Мои глаза наполнились слезами.

– Но я люблю ее, – произнесла я, потому что этой причины было достаточно.

– Я тоже. Слишком сильно, чтобы все это продолжать.

Бумага, на которой он писал, выскользнула из его рук и упала к моим ногам. Я первая подняла ее. Она вся была исчеркана и в мокрых пятнах от слез. «Она любила, как пахнет весна, – прочитала я. – Она могла у любого выиграть в карты. Она могла танцевать, даже когда не играла музыка». На обороте тоже были слова: «Любимый цвет: розовый. Любимое время дня: сумерки. Любила перечитывать книгу «Где живут дикие существа» снова и снова и до сих пор знает наизусть».
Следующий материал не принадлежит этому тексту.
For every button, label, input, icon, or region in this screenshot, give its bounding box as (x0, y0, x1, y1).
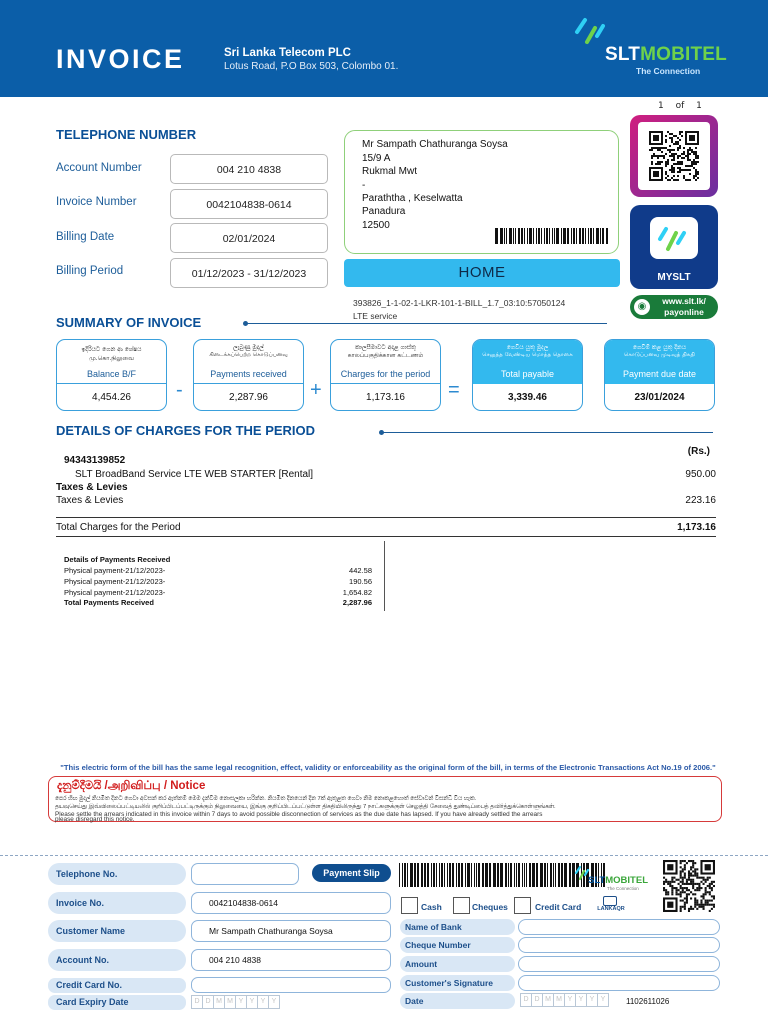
slip-invoice-field[interactable]: 0042104838-0614 (191, 892, 391, 914)
cash-label: Cash (421, 902, 442, 912)
divider-vertical (384, 541, 385, 611)
globe-icon: ◉ (634, 299, 650, 315)
section-rule (383, 432, 713, 433)
notice-english: Please settle the arrears indicated in this invoice within 7 days to avoid possible disconnection of services as the due date has lapsed. If you have already settled the arrears (55, 811, 543, 818)
summary-balance-bf: ඉදිරියට ගෙන ආ ශේෂය மு.கொ.நிலுவை Balance B/F 4,454.26 (56, 339, 167, 411)
billing-date-value: 02/01/2024 (170, 223, 328, 253)
account-number-label: Account Number (56, 162, 142, 174)
address-line: Panadura (362, 206, 406, 217)
notice-english: please disregard this notice. (55, 816, 135, 823)
header-bar (0, 0, 768, 97)
address-line: - (362, 180, 366, 191)
currency-label: (Rs.) (687, 446, 710, 457)
cheques-checkbox[interactable] (453, 897, 470, 914)
slip-slt-mobitel-logo: SLTMOBITEL The Connection (574, 862, 654, 892)
slip-customer-label: Customer Name (48, 920, 186, 942)
minus-operator: - (176, 379, 183, 401)
legal-statement: "This electric form of the bill has the same legal recognition, effect, validity or enforceability as the original form of the bill, in terms of the Electronic Transactions Act No.19 of 2006." (60, 763, 716, 772)
service-number: 94343139852 (64, 455, 126, 466)
invoice-number-value: 0042104838-0614 (170, 189, 328, 219)
slip-credit-card-label: Credit Card No. (48, 978, 186, 993)
amount-field[interactable] (518, 956, 720, 972)
card-expiry-field[interactable]: D D M M Y Y Y Y (191, 995, 279, 1009)
bill-reference: 393826_1-1-02-1-LKR-101-1-BILL_1.7_03:10:57050124 (353, 298, 566, 308)
cheques-label: Cheques (472, 902, 508, 912)
payment-row-label: Physical payment-21/12/2023- (64, 566, 166, 575)
cash-checkbox[interactable] (401, 897, 418, 914)
service-type: LTE service (353, 311, 398, 321)
payment-row-label: Physical payment-21/12/2023- (64, 577, 166, 586)
divider (56, 536, 716, 537)
slip-telephone-label: Telephone No. (48, 863, 186, 885)
slip-card-expiry-label: Card Expiry Date (48, 995, 186, 1010)
bank-name-field[interactable] (518, 919, 720, 935)
section-rule (247, 323, 607, 324)
address-line: Paraththa , Keselwatta (362, 193, 463, 204)
notice-box (48, 776, 722, 822)
brand-name: SLTMOBITEL (605, 44, 727, 65)
notice-sinhala: පෙර හිඟ මුදල් නියමිත දිනට ගෙවා අවසන් කර ඇත්නම් මෙම දැන්වීම නොසලකා හරින්න. නියමිත දිනයෙන් දින 7ක් ඇතුළත ගෙවා නිම නොකළහොත් සේවාවන් විසන්ධි විය හැක. (55, 796, 477, 802)
invoice-number-label: Invoice Number (56, 196, 137, 208)
payments-received-value: 2,287.96 (229, 392, 268, 403)
plus-operator: + (310, 379, 322, 401)
payment-row-amount: 1,654.82 (342, 588, 372, 597)
section-rule-dot (379, 430, 384, 435)
notice-tamil: தயவுசெய்து இவ்விலைப்பட்டியலில் குறிப்பிடப்பட்டிருக்கும் நிலுவையை, இங்கு குறிப்பிடப்பட்டுள்ள திகதியிலிருந்து 7 நாட்களுக்குள் செலுத்தி சேவைத் துண்டிப்பைத் தவிர்த்துக்கொள்ளுங்கள். (55, 804, 556, 810)
service-label-home: HOME (344, 259, 620, 287)
payments-total-label: Total Payments Received (64, 598, 154, 607)
charges-period-value: 1,173.16 (366, 392, 405, 403)
slip-footer-code: 1102611026 (626, 997, 670, 1006)
summary-charges-period: කාලසීමාවට අදාළ ගාස්තු காலப்பகுதிக்கான கட்டணம் Charges for the period 1,173.16 (330, 339, 441, 411)
service-description: SLT BroadBand Service LTE WEB STARTER [Rental] (75, 469, 314, 480)
slip-invoice-label: Invoice No. (48, 892, 186, 914)
myslt-label: MYSLT (657, 272, 691, 283)
address-line: 12500 (362, 220, 390, 231)
date-field[interactable]: D D M M Y Y Y Y (520, 993, 608, 1007)
page-number: 1 of 1 (658, 101, 702, 111)
signature-label: Customer's Signature (400, 975, 515, 991)
cheque-number-label: Cheque Number (400, 937, 515, 953)
taxes-heading: Taxes & Levies (56, 482, 128, 493)
payment-slip-button[interactable]: Payment Slip (312, 864, 391, 882)
notice-title: දැනුම්දීමයි /அறிவிப்பு / Notice (57, 780, 206, 792)
address-line: 15/9 A (362, 153, 391, 164)
summary-title: SUMMARY OF INVOICE (56, 315, 202, 330)
taxes-line: Taxes & Levies (56, 495, 124, 506)
payments-title: Details of Payments Received (64, 555, 171, 564)
total-payable-value: 3,339.46 (508, 392, 547, 403)
date-label: Date (400, 993, 515, 1009)
cheque-number-field[interactable] (518, 937, 720, 953)
slip-account-field[interactable]: 004 210 4838 (191, 949, 391, 971)
total-charges-amount: 1,173.16 (677, 522, 716, 533)
total-charges-label: Total Charges for the Period (56, 522, 181, 533)
payments-total-amount: 2,287.96 (342, 598, 372, 607)
payment-row-label: Physical payment-21/12/2023- (64, 588, 166, 597)
cut-line (0, 855, 768, 856)
billing-period-value: 01/12/2023 - 31/12/2023 (170, 258, 328, 288)
taxes-amount: 223.16 (685, 495, 716, 506)
slt-mobitel-logo (567, 14, 757, 84)
address-barcode (495, 228, 609, 244)
slip-account-label: Account No. (48, 949, 186, 971)
slip-qr-code-icon (663, 860, 715, 912)
brand-tagline: The Connection (636, 66, 701, 76)
summary-payments-received: ලැබුණු මුදල් கிடைக்கப்பெற்ற கொடுப்பனவு Payments received 2,287.96 (193, 339, 304, 411)
address-line: Rukmal Mwt (362, 166, 418, 177)
myslt-app-badge[interactable] (630, 205, 718, 289)
details-title: DETAILS OF CHARGES FOR THE PERIOD (56, 423, 316, 438)
divider (56, 517, 716, 518)
qr-code-frame[interactable] (630, 115, 718, 197)
account-number-value: 004 210 4838 (170, 154, 328, 184)
payment-row-amount: 190.56 (349, 577, 372, 586)
slip-telephone-field[interactable] (191, 863, 299, 885)
telephone-section-title: TELEPHONE NUMBER (56, 127, 197, 142)
payonline-text: www.slt.lk/ payonline (662, 296, 706, 317)
credit-card-option-label: Credit Card (535, 902, 582, 912)
balance-bf-value: 4,454.26 (92, 392, 131, 403)
section-rule-dot (243, 321, 248, 326)
invoice-title: INVOICE (56, 44, 185, 74)
credit-card-checkbox[interactable] (514, 897, 531, 914)
slt-slash-icon (648, 215, 700, 261)
billing-period-label: Billing Period (56, 265, 124, 277)
payonline-link[interactable] (630, 295, 718, 319)
company-address: Lotus Road, P.O Box 503, Colombo 01. (224, 61, 399, 72)
slip-credit-card-field[interactable] (191, 977, 391, 993)
payment-row-amount: 442.58 (349, 566, 372, 575)
equals-operator: = (448, 379, 460, 401)
lankaqr-logo[interactable]: LANKAQR (596, 896, 626, 914)
bank-name-label: Name of Bank (400, 919, 515, 935)
billing-date-label: Billing Date (56, 231, 115, 243)
slip-customer-field[interactable]: Mr Sampath Chathuranga Soysa (191, 920, 391, 942)
qr-code-icon (649, 131, 699, 181)
customer-name: Mr Sampath Chathuranga Soysa (362, 139, 508, 150)
signature-field[interactable] (518, 975, 720, 991)
company-name: Sri Lanka Telecom PLC (224, 47, 351, 59)
amount-label: Amount (400, 956, 515, 972)
service-amount: 950.00 (685, 469, 716, 480)
summary-total-payable: ගෙවිය යුතු මුදල செலுத்த வேண்டிய மொத்த தொகை Total payable 3,339.46 (472, 339, 583, 411)
slt-slash-icon (573, 14, 607, 50)
due-date-value: 23/01/2024 (634, 392, 685, 403)
summary-due-date: ගෙවීම් කළ යුතු දිනය கொடுப்பனவு முடிவுத் திகதி Payment due date 23/01/2024 (604, 339, 715, 411)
У меня на голове зашевелились волосы.

– Это что… эпитафия?

Брайан уже тоже плакал.

– Если я не сделаю этого сейчас, то, когда придет время, я просто не смогу.

Я покачала головой.

– Еще не время.

В половине четвертого ночи я позвонила сестре и, только услышав ее голос, сообразила, что Занна, как все нормальные люди, в это время еще спит.

– Что-то с Кейт?

Я кивнула, хотя она не могла видеть этого.

– Занна?

– Да?

Я закрыла глаза, чувствуя, как по щекам текут слезы.

– Сара, что случилось? Мне приехать?

Горло сдавило так, что трудно было говорить. Эта правда могла удушить меня. Когда мы с Занной были детьми, между нашими спальнями был общий коридорчик и мы постоянно ругались из-за того, что я хотела, чтобы там горел свет, а Занна – нет. «Накрой голову подушкой, – говорила я ей. – Ты можешь сделать себе темноту, а я не могу сделать свет».

– Да. – Я уже плакала по-настоящему. – Пожалуйста.

* * *

Несмотря ни на что, Кейт перенесла десять дней интенсивной терапии и лечения арсеником. На одиннадцатый день она впала в кому. Я решила сидеть рядом с ней всю ночь, на случай если она придет в себя. Я просидела ровно сорок пять минут, когда позвонил директор школы, где учился Джесси.

Оказывается, жидкий натрий хранится в школьной лаборатории в маленьких контейнерах с маслом, потому что он немедленно вступает в реакцию с воздухом. Оказывается, он также вступает в реакцию с водой, в результате чего образуется водород и выделяется тепло. Оказывается, у моего девятиклассника хватило ума, чтобы это понять, поэтому он украл образец, спустил его в унитаз и взорвал канализационный коллектор.

Директор отстранил его на три недели от занятий. Этот человек был вежливым, поэтому спросил о Кейт, хотя фактически сообщил мне, что по моему старшему сыну плачет тюрьма штата.

– Думаю, ты понял, что водить машину больше не будешь?

– Ну и что?

– До сорока лет.

Джесси ссутулился еще больше, если такое было возможно, его брови еще ближе сдвинулись к переносице. Я попыталась вспомнить, когда упустила его из виду. Почему это произошло, ведь с ним было намного меньше проблем, чем с его сестрами?

– Директор – придурок.

– Знаешь что, Джес? В мире их полно. Всегда найдется кто-то. Или что-то.

Он посмотрел на меня.

– Ты можешь даже разговор о футболе перевести на Кейт. Мы въехали во двор больницы, но мотор я не выключила.